Tak dapat dipungkiri, sejak desa wisata Malangan ini dikembangkan dan didatangi beberapa wisatawan yang ingin menikmati kearifan lokanya, desa ini makin berkembang, terutama di sisi perekonomian. Seorang teman bloger kala itu bertanya kepada simbah-simbah sepuh (nenek-nenek) yang sedang menganyam kerajinan bambu dimana hasil akhirnya adalah berupa besek dan tampah. “Mbah, sejak desa ini didatangi banyak orang, ada efeknya bagi simbah dan keluarga tidak?” Jawab simbah dengan senyum bahagia yang menyeruak, “Wah, ngaruh mas. Ya, di sini makin berkembang, saya juga jadi punya penghasilan tiap hari. Membantu sekali pokoknya.” Kira-kira seperti itu pembicaraan mereka yang aslinya saya dengar dalam bahasa Jawa.

Beberapa anyaman skala rumah tangga ini kebanyakan akan diserahkan ke sentra produksi terbesar di desa Malangan, Tunggak Semi, untuk dilakukan finishing. Ada nilai histori tentang sentra kerajinan bambu yang saat ini 95% produknya adalah diekspor ke luar negeri. Dulunya industri ini dibangun oleh Ahmad Sirat dan kini dikembangkan oleh Suryadi, putranya.

Tunggak Semi makin berkembang dan kini sudah mampu mempekerjakan sekitar 2000-an karyawan asal desa setempat dan dari luar kota sebagai fondasi ekonomi masyarakat Malangan.

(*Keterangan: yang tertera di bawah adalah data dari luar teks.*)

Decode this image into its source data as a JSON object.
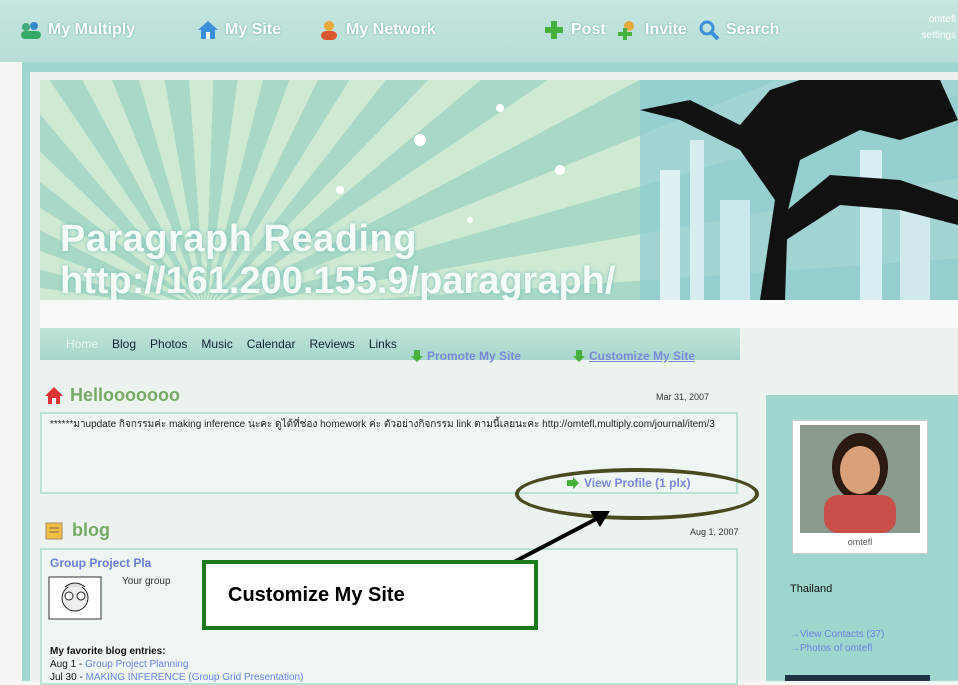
{
  "topnav": {
    "items": [
      {
        "label": "My Multiply",
        "icon": "people-icon"
      },
      {
        "label": "My Site",
        "icon": "house-icon"
      },
      {
        "label": "My Network",
        "icon": "person-icon"
      },
      {
        "label": "Post",
        "icon": "plus-icon"
      },
      {
        "label": "Invite",
        "icon": "invite-icon"
      },
      {
        "label": "Search",
        "icon": "magnifier-icon"
      }
    ],
    "small_top": "omtefl",
    "small_bottom": "settings"
  },
  "banner": {
    "title": "Paragraph Reading",
    "url": "http://161.200.155.9/paragraph/"
  },
  "tabs": [
    "Home",
    "Blog",
    "Photos",
    "Music",
    "Calendar",
    "Reviews",
    "Links"
  ],
  "actions": {
    "promote": "Promote My Site",
    "customize": "Customize My Site"
  },
  "hello": {
    "title": "Hellooooooo",
    "date": "Mar 31, 2007",
    "text": "******มาupdate กิจกรรมค่ะ making inference นะคะ ดูได้ที่ช่อง homework ค่ะ ตัวอย่างกิจกรรม link ตามนี้เลยนะคะ http://omtefl.multiply.com/journal/item/3",
    "view_profile": "View Profile (1 plx)"
  },
  "blog": {
    "title": "blog",
    "date": "Aug 1, 2007",
    "post_title": "Group Project Pla",
    "post_text": "Your group",
    "favorites_label": "My favorite blog entries:",
    "entry1_date": "Aug 1",
    "entry1_title": "Group Project Planning",
    "entry2_date": "Jul 30",
    "entry2_title": "MAKING INFERENCE (Group Grid Presentation)"
  },
  "callout": "Customize My Site",
  "right": {
    "username": "omtefl",
    "country": "Thailand",
    "link1": "View Contacts (37)",
    "link2": "Photos of omtefl"
  },
  "colors": {
    "accent": "#7a88d6",
    "panel": "#9fd6cd",
    "callout_border": "#1d7a1d"
  }
}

Dulu sebelum dikembangkan, hasil anyaman kerajinan bambu hanya laku dijual Rp. 3 ribu saja, tak setara dengan jerih payah mereka. Sekarang, hasilnya berlipat ganda setelah Tunggak Semi sukses ekspor hasil produksinya ke negara lain.

Tak hanya kerajinan bambu saja, perikanan yang dikembangkan di sana juga menghasilkan rezeki bagi masyarakat setempat. Hasil ikan yang melimpah tak disangka menjadikan desa Malangan ini sebagai supplier ikan terbesar di beberapa resto ikan daerah sana, bahkan beberapa juga dikirim ke luar kota sesuai permintaan. Itulah bukti bahwa Desa Malangan memang berpotensi besar untuk meningkatkan perekonomian masyarakatnya.

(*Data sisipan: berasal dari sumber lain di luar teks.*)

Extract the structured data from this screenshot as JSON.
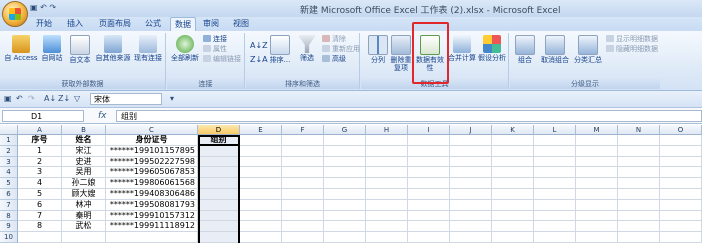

3. Melestarikan Kebudayaan Lokal

Proses pembuatan batik tulis (dok.pri)
Proses pembuatan batik tulis (dok.pri)

Produk cantik ini dibuat dari barang-barang sampah (Dok.Pri)
Produk cantik ini dibuat dari barang-barang sampah (Dok.Pri)

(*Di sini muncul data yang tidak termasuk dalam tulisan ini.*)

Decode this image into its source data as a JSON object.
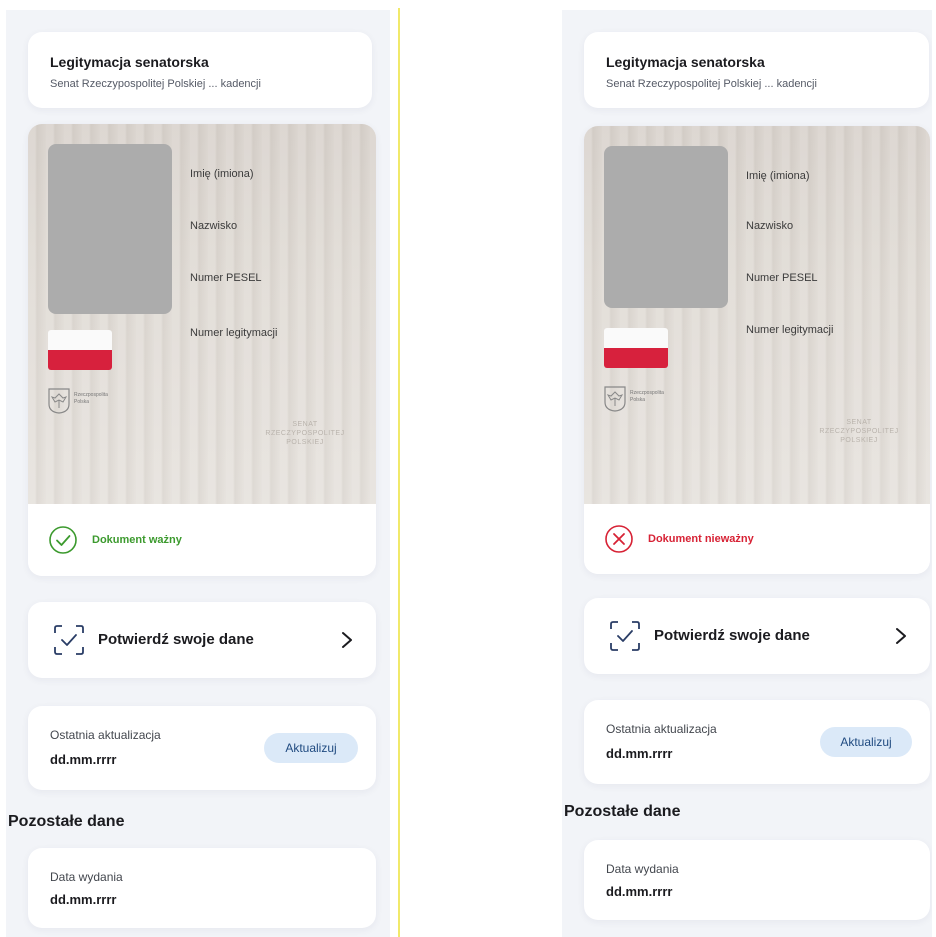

Ekowisata desa Malangan juga menyimpan kebudayaan yang hingga saat ini masih terus dikembangkan oleh masyarakatnya. Kemarin saya dan rombongan sempat mengunjungi satu sentra kerajinan Batik Tulis H & S, dimana disana kami bisa melihat langsung proses pembatikan dengan cantingnya, proses penjahitan kain batik tulis menjadi pakaian jadi serta deretan display baju-baju batik untuk pria dan wanita dengan beragam motif yang elegan dan cantik. Ada pula produk-produk daur ulang dari bungkus deterjen dan tutup botol yang biasanya hanya masuk ke tong sampah.

Selain batik, desa Malangan ini juga terkenal akan kerajinan kerisnya. ‘Seni Tempa Pamor Ki Empu Sungkowo Harumbrodjo’ adalah pusat kerajinan keris yang kami datangi. Di sana, kami diajak untuk menyaksikan proses pembuatan keris, mulai dari penempaan panas berkali-kali hingga proses finishingnya. Berbagai seni tempa pamor juga kami lihat di sana, yaitu motif-motif yang ada di keris. Satu tokoh utama yang memberikan banyak informasi adalah mbah Sungkowo, putra dari Empu Djeno Harumbrodjo yang biasa membuat keris untuk Keraton Yogyakarta di masa lalu. Beliau juga empu dari keturunan ke 17 dari Empu Tumenggung Supodriyo, Empu tersohor pada abad ke-13.

Beliau mengatakan bahwa dalam 1 tahun bisa membuat 1 hingga 2 keris sesuai pesanan pelanggan. Membuat keris bukanlah hal mudah, dimulai dari pemahaman tujuan dibuatnya keris (biasanya ditanyakan kepada pemesan), meminta izin kepada Tuhan dengan menyiapkan sesajen seperti ingkung, jajan pasar, jenang dsb lalu dilanjutkan dengan puasa oleh si empunya. Menurut Mbah Sungkowo, dibutuhkan waktu berbulan-bulan untuk menyelesaikannya serta tak boleh lepas konsentrasi dan ketenangan agar proses pembuatan keris berjalan lancar.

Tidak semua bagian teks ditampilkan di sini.